There is a famous passage from Starhawk’s futuristic Utopian novel The Fifth Sacred Thing that embodies and embraces the not-so-distant possibility of transforming our urban reality. She writes,

“Maria gathered together with her neighbors, Alice Black, Lily Fong, and

Greta Jeanne Margolis, four old women with nothing to lose… they marched

out into the dawn with pickaxes over their shoulders, straight out into the

middle of Army Street, and all traffic stopped… Maria raised the pickaxe above

her head, there came a silence like a great, shared, indrawn breath. Then she

let it fall… They tore up the pavement, blow by blow, and filled the holes

with compost… And planted them with seeds… the word was carried through

the streets, and we rushed from our houses to join them, bringing tools or

only our bare hands, eager to build something new… Many of us were crying,

with joy or with fear…. But Alice raised her hand and she called out in a

loud voice. ‘Don’t you cry,…. This is not a time to cry. This is a time to rejoice

and praise the earth, because today we have planted our freedom!’”5

If we think this sounds like a stretch of the imagination, consider this. Slavoj Zizek writes that "an act is more than an intervention into the domain of the possible--an act changes the very coordinates of what is possible and thus retroactively creates its own conditions of possibility."6 This is what we must do, and we can do it simply by going out and doing something that people normally wouldn’t do. Smashing up the asphalt to plant seeds is a great example, and it is an interesting thought that pushing discomfort has the potential to change the world in the blink of an eye.

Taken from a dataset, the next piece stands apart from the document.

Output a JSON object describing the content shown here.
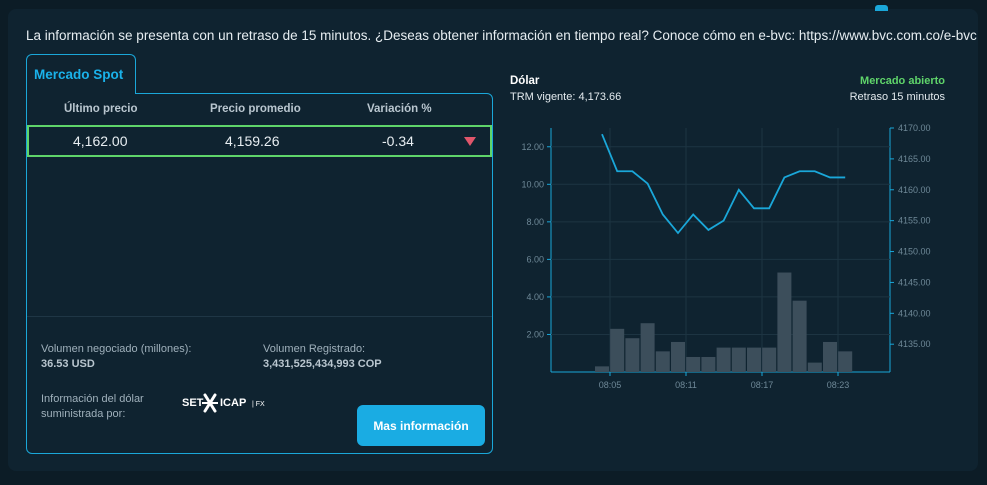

The last line of The Fifth Sacred Thing passage above is particularly important because it is critical to understand exactly that: that planting our own gardens and food forests doesn’t simply mean healthy food and cheaper grocery bills, it means freedom. The day we manage to put control of the two things we absolutely can’t live without, food and water, into the hands of communities, we will have become the architects of our own freedom. 

 

1.     (http://purplethistle.ca/projects/gardening/)

2.     (Permaculture Institute, Permaculture Food Forest: http://www.permaculture.org/nm/index.php/site/Permaculture-Food-Forest/)

3.     Ibid.

4.     (Permaculture Research Institute of Australia, Why Food Forests?: http://permaculturenews.org/2011/10/21/why-food-forests/)

5.     Starhawk, The Fifth Sacred Thing, Bantam Books: New York, 1993.

6.     Slavoj Zizek, A Permanent Economic Emergency, New Left Review 64, July/Aug 2010, (London: 2010).